Да, это возвращается столетье.
Да, белой молью запылило небо.
Любовь моя, касание в потемках!
Как на тебя опять поднять глаза?

22

На моем миокардии напрочь изношены стенки, 
слабый клапан митральный...Короче, хреново у Генки. 
(Бычье сердце, турбина и тягло, двужильная стать — 
где упал, там отжался. Не вытянул — значит, не встать.) 
Это байки для взрослых... А жизнь, получается, сзади. 
Осень пахнет забвеньем, как милой поблеклые пряди. 
И спирта не шибают, как прежде, дубильным корьем,
потому что мы больше опасного зелья не пьем — 
моционим, за памятью ходим кругами. 
Комары вечерами стучат у крыльца сапогами. 
И кусают без пыла: поди эту кожу прорви! 
И невкусно, и грустно.

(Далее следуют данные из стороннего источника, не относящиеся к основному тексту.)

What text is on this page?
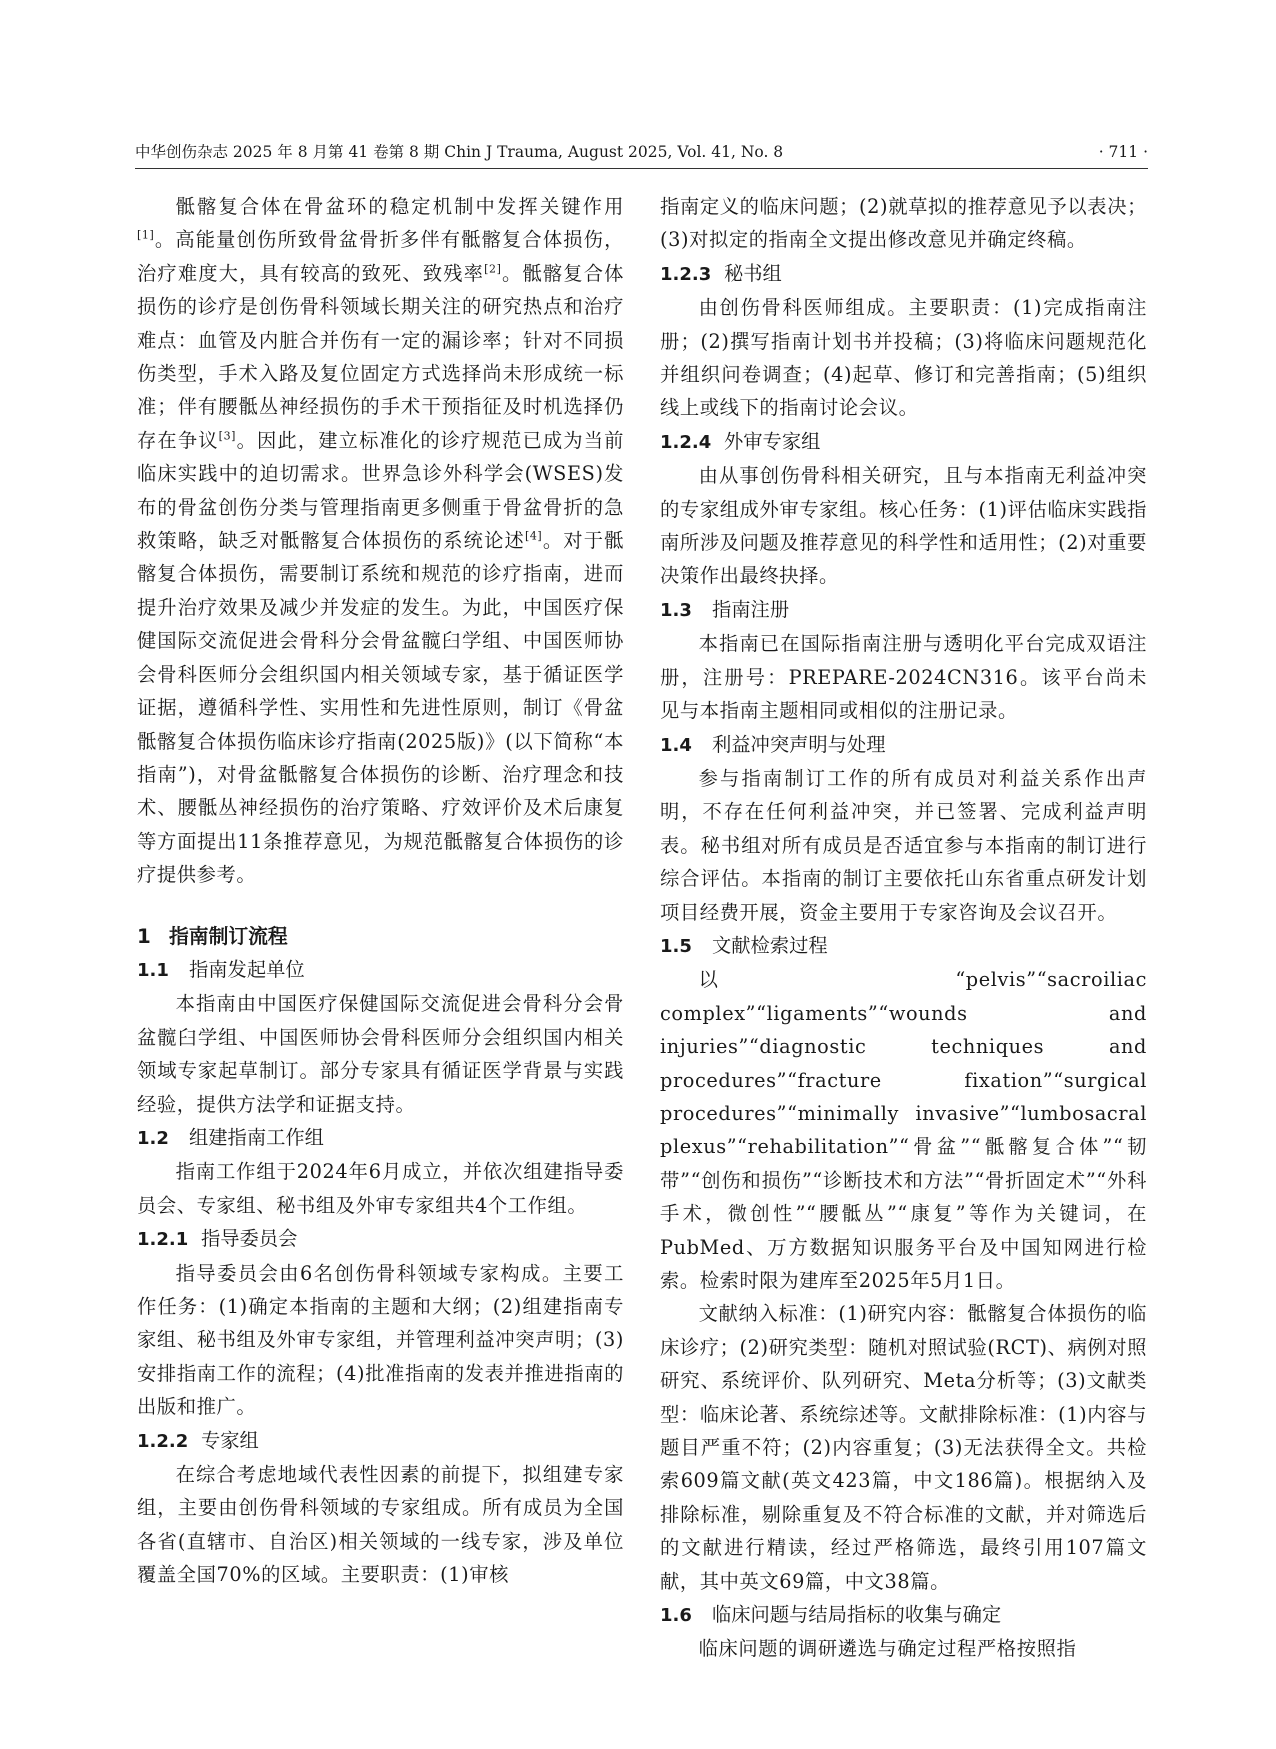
中华创伤杂志 2025 年 8 月第 41 卷第 8 期 Chin J Trauma, August 2025, Vol. 41, No. 8	· 711 ·

骶髂复合体在骨盆环的稳定机制中发挥关键作用[1]。高能量创伤所致骨盆骨折多伴有骶髂复合体损伤，治疗难度大，具有较高的致死、致残率[2]。骶髂复合体损伤的诊疗是创伤骨科领域长期关注的研究热点和治疗难点：血管及内脏合并伤有一定的漏诊率；针对不同损伤类型，手术入路及复位固定方式选择尚未形成统一标准；伴有腰骶丛神经损伤的手术干预指征及时机选择仍存在争议[3]。因此，建立标准化的诊疗规范已成为当前临床实践中的迫切需求。世界急诊外科学会(WSES)发布的骨盆创伤分类与管理指南更多侧重于骨盆骨折的急救策略，缺乏对骶髂复合体损伤的系统论述[4]。对于骶髂复合体损伤，需要制订系统和规范的诊疗指南，进而提升治疗效果及减少并发症的发生。为此，中国医疗保健国际交流促进会骨科分会骨盆髋臼学组、中国医师协会骨科医师分会组织国内相关领域专家，基于循证医学证据，遵循科学性、实用性和先进性原则，制订《骨盆骶髂复合体损伤临床诊疗指南(2025版)》(以下简称“本指南”)，对骨盆骶髂复合体损伤的诊断、治疗理念和技术、腰骶丛神经损伤的治疗策略、疗效评价及术后康复等方面提出11条推荐意见，为规范骶髂复合体损伤的诊疗提供参考。

1 指南制订流程
1.1 指南发起单位

本指南由中国医疗保健国际交流促进会骨科分会骨盆髋臼学组、中国医师协会骨科医师分会组织国内相关领域专家起草制订。部分专家具有循证医学背景与实践经验，提供方法学和证据支持。

1.2 组建指南工作组

指南工作组于2024年6月成立，并依次组建指导委员会、专家组、秘书组及外审专家组共4个工作组。

1.2.1 指导委员会

指导委员会由6名创伤骨科领域专家构成。主要工作任务：(1)确定本指南的主题和大纲；(2)组建指南专家组、秘书组及外审专家组，并管理利益冲突声明；(3)安排指南工作的流程；(4)批准指南的发表并推进指南的出版和推广。

1.2.2 专家组

在综合考虑地域代表性因素的前提下，拟组建专家组，主要由创伤骨科领域的专家组成。所有成员为全国各省(直辖市、自治区)相关领域的一线专家，涉及单位覆盖全国70%的区域。主要职责：(1)审核

指南定义的临床问题；(2)就草拟的推荐意见予以表决；(3)对拟定的指南全文提出修改意见并确定终稿。

1.2.3 秘书组

由创伤骨科医师组成。主要职责：(1)完成指南注册；(2)撰写指南计划书并投稿；(3)将临床问题规范化并组织问卷调查；(4)起草、修订和完善指南；(5)组织线上或线下的指南讨论会议。

1.2.4 外审专家组

由从事创伤骨科相关研究，且与本指南无利益冲突的专家组成外审专家组。核心任务：(1)评估临床实践指南所涉及问题及推荐意见的科学性和适用性；(2)对重要决策作出最终抉择。

1.3 指南注册

本指南已在国际指南注册与透明化平台完成双语注册，注册号：PREPARE-2024CN316。该平台尚未见与本指南主题相同或相似的注册记录。

1.4 利益冲突声明与处理

参与指南制订工作的所有成员对利益关系作出声明，不存在任何利益冲突，并已签署、完成利益声明表。秘书组对所有成员是否适宜参与本指南的制订进行综合评估。本指南的制订主要依托山东省重点研发计划项目经费开展，资金主要用于专家咨询及会议召开。

1.5 文献检索过程

以“pelvis”“sacroiliac complex”“ligaments”“wounds and injuries”“diagnostic techniques and procedures”“fracture fixation”“surgical procedures”“minimally invasive”“lumbosacral plexus”“rehabilitation”“骨盆”“骶髂复合体”“韧带”“创伤和损伤”“诊断技术和方法”“骨折固定术”“外科手术，微创性”“腰骶丛”“康复”等作为关键词，在PubMed、万方数据知识服务平台及中国知网进行检索。检索时限为建库至2025年5月1日。

文献纳入标准：(1)研究内容：骶髂复合体损伤的临床诊疗；(2)研究类型：随机对照试验(RCT)、病例对照研究、系统评价、队列研究、Meta分析等；(3)文献类型：临床论著、系统综述等。文献排除标准：(1)内容与题目严重不符；(2)内容重复；(3)无法获得全文。共检索609篇文献(英文423篇，中文186篇)。根据纳入及排除标准，剔除重复及不符合标准的文献，并对筛选后的文献进行精读，经过严格筛选，最终引用107篇文献，其中英文69篇，中文38篇。

1.6 临床问题与结局指标的收集与确定

临床问题的调研遴选与确定过程严格按照指
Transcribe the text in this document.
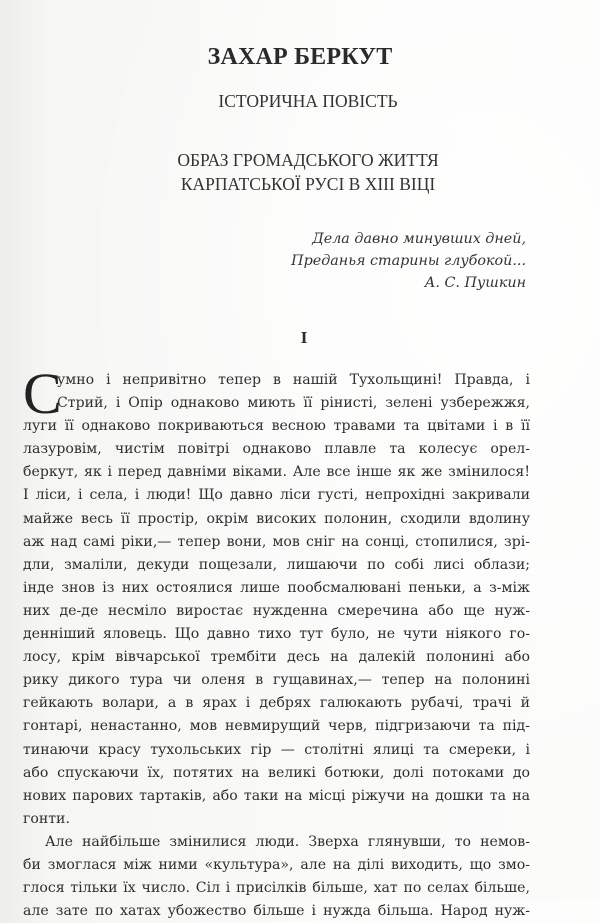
ЗАХАР БЕРКУТ
ІСТОРИЧНА ПОВІСТЬ
ОБРАЗ ГРОМАДСЬКОГО ЖИТТЯ
КАРПАТСЬКОЇ РУСІ В XIII ВІЦІ
Дела давно минувших дней,
Преданья старины глубокой...
А. С. Пушкин
I
С
умно і непривітно тепер в нашій Тухольщині! Правда, і
Стрий, і Опір однаково миють її рінисті, зелені узбережжя,
луги її однаково покриваються весною травами та цвітами і в її
лазуровім, чистім повітрі однаково плавле та колесує орел-
беркут, як і перед давніми віками. Але все інше як же змінилося!
І ліси, і села, і люди! Що давно ліси густі, непрохідні закривали
майже весь її простір, окрім високих полонин, сходили вдолину
аж над самі ріки,— тепер вони, мов сніг на сонці, стопилися, зрі-
дли, змаліли, декуди пощезали, лишаючи по собі лисі облази;
інде знов із них остоялися лише пообсмалювані пеньки, а з-між
них де-де несміло виростає нужденна смеречина або ще нуж-
денніший яловець. Що давно тихо тут було, не чути ніякого го-
лосу, крім вівчарської трембіти десь на далекій полонині або
рику дикого тура чи оленя в гущавинах,— тепер на полонині
гейкають волари, а в ярах і дебрях галюкають рубачі, трачі й
гонтарі, ненастанно, мов невмирущий черв, підгризаючи та під-
тинаючи красу тухольських гір — столітні ялиці та смереки, і
або спускаючи їх, потятих на великі ботюки, долі потоками до
нових парових тартаків, або таки на місці ріжучи на дошки та на
гонти.
Але найбільше змінилися люди. Зверха глянувши, то немов-
би змоглася між ними «культура», але на ділі виходить, що змо-
глося тільки їх число. Сіл і присілків більше, хат по селах більше,
але зате по хатах убожество більше і нужда більша. Народ нуж-
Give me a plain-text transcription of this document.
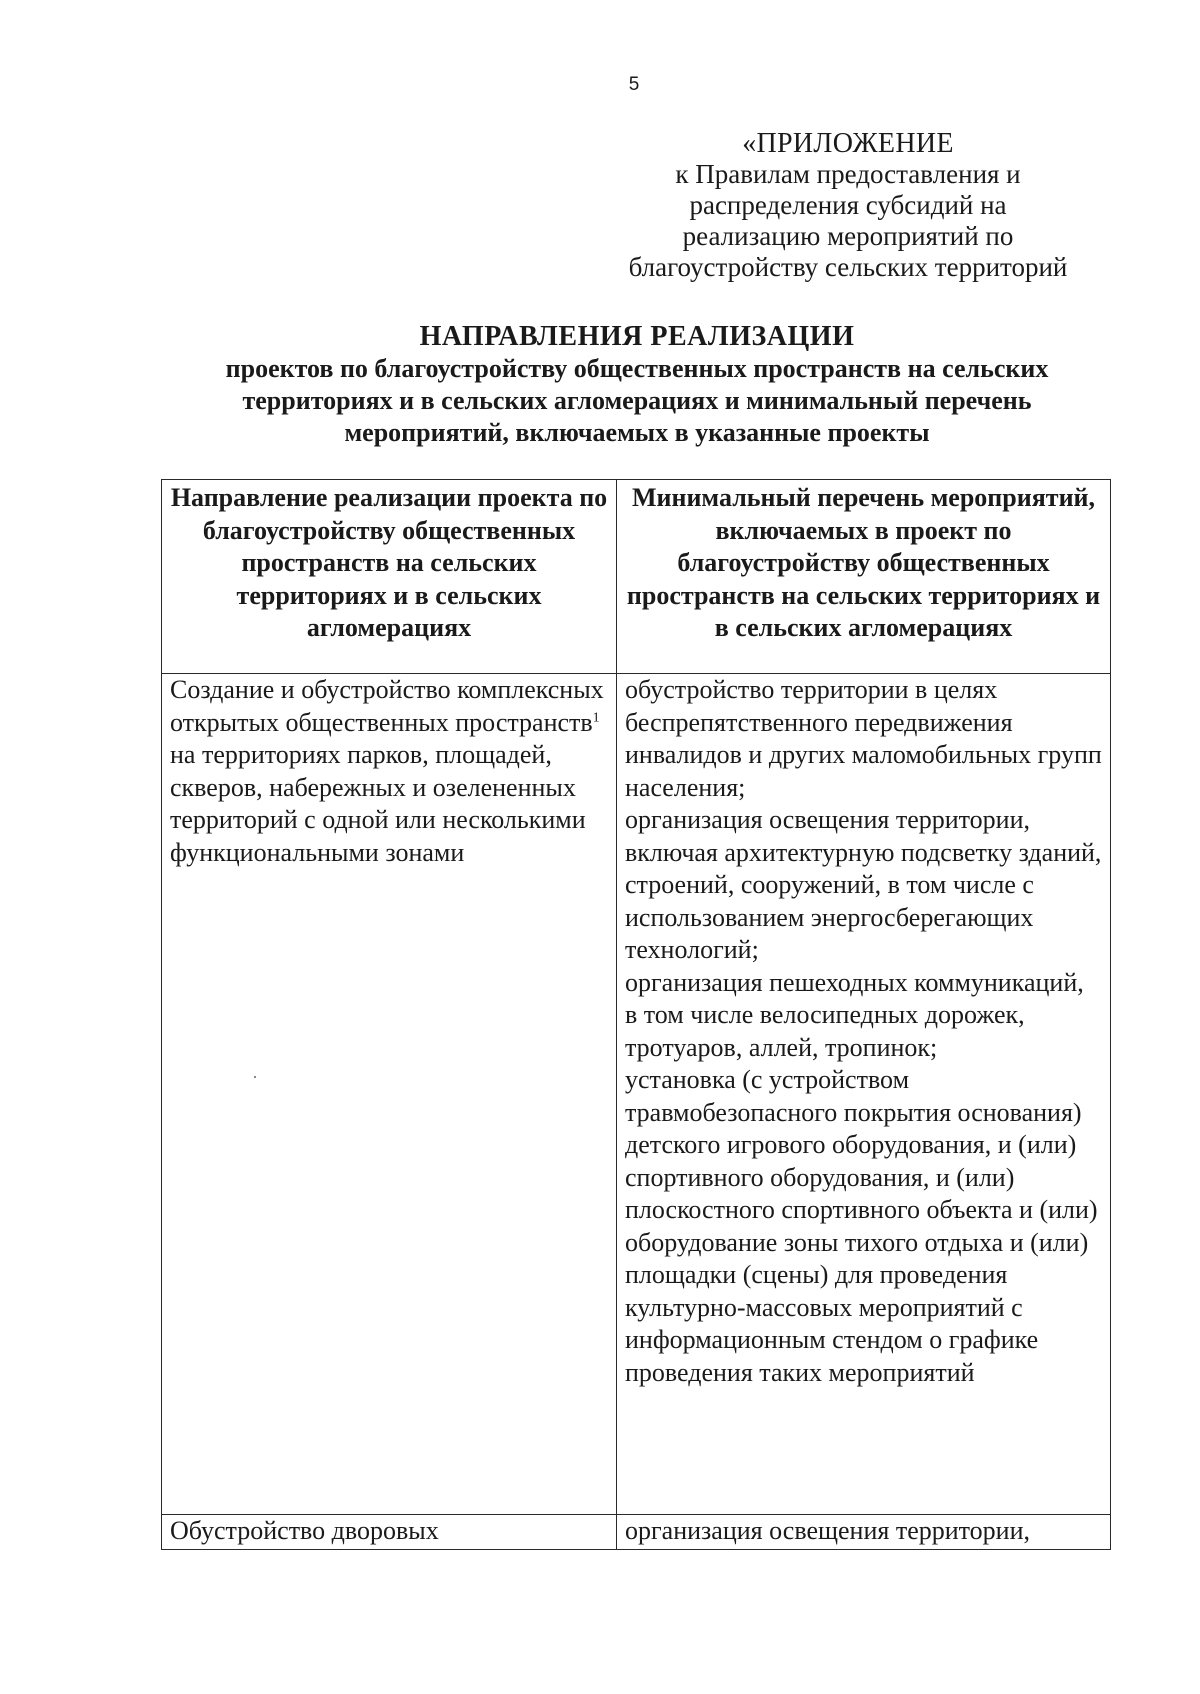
5
«ПРИЛОЖЕНИЕ
к Правилам предоставления и
распределения субсидий на
реализацию мероприятий по
благоустройству сельских территорий
НАПРАВЛЕНИЯ РЕАЛИЗАЦИИ
проектов по благоустройству общественных пространств на сельских
территориях и в сельских агломерациях и минимальный перечень
мероприятий, включаемых в указанные проекты
Направление реализации проекта по благоустройству общественных пространств на сельских территориях и в сельских агломерациях	Минимальный перечень мероприятий, включаемых в проект по благоустройству общественных пространств на сельских территориях и в сельских агломерациях
Создание и обустройство комплексных открытых общественных пространств$^1$ на территориях парков, площадей, скверов, набережных и озелененных территорий с одной или несколькими функциональными зонами	обустройство территории в целях беспрепятственного передвижения инвалидов и других маломобильных групп населения;
организация освещения территории, включая архитектурную подсветку зданий, строений, сооружений, в том числе с использованием энергосберегающих технологий;
организация пешеходных коммуникаций, в том числе велосипедных дорожек, тротуаров, аллей, тропинок;
установка (с устройством травмобезопасного покрытия основания) детского игрового оборудования, и (или) спортивного оборудования, и (или) плоскостного спортивного объекта и (или) оборудование зоны тихого отдыха и (или) площадки (сцены) для проведения культурно-массовых мероприятий с информационным стендом о графике проведения таких мероприятий

Обустройство дворовых	организация освещения территории,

И сахара много в крови. 
И огромные луны стоят возле сада ночами, 
все глядят, не мигая, налитыми влагой очами.

23

Чужих стихов внезапная гроза — 
до сбоя пульса, остановки вздоха:
«Ах, мне бы так!» Украл бы, да нельзя — 
в шестнадцать строк уложена эпоха.

И ты влюблен в четвертую строфу, 
как в женщину: до стона, до захлеба. 
Нет, все б отдал — полжизни на фу-фу! — 
за этот стих, а лучше бы за оба,

за этих рифм кавалергардский щелк 
(нога к ноге, с ленцой, с полуоттяга), 
и слов как будто неприметный шелк, 
с которым рядом прочее — бумага.

А утром встал — и что за ерунда? 
И я горел, я трепетал над этим? 
Вот здесь растыр, а это не туда... 
Насчет эпохи — «Вася, будешь третьим?»

Куда ушло, кто сдунул, кто унес? 
И ничего уже не сохранится. 
...А все равно душа до новых слез 
листает дни, вперяется в страницы.

24

Снег летит параллельно пространству полынного поля. 
Трансформаторным гудом проходят косые столбы. 
Я люблю эту пору, которая — холод и воля, 
и разбойничий посвист бегущей по следу судьбы. 
Отсвет стынет по стеклам и бронзой ложится на лица.
В промороженных толщах хрустят меловые пласты.
Мне сегодня приснится, что в поле мышкует лисица
и танцует на лапах, и белые снеги чисты.
Ой, зима-гощеванье, поземок ручное плетенье,
низкорослые утра и ночи в четвертом часу!
Дай мне выучить имя большой и растрепанной тени,
что стучится в окошки и держит окрест на весу.
Дай допить, не пьянея, крутую и страстную брагу
этих дней и метелей, растущих в небесный проем,
перенять эту зверью, мышиную эту отвагу,
за полынь удержаться в отечестве гневном моем!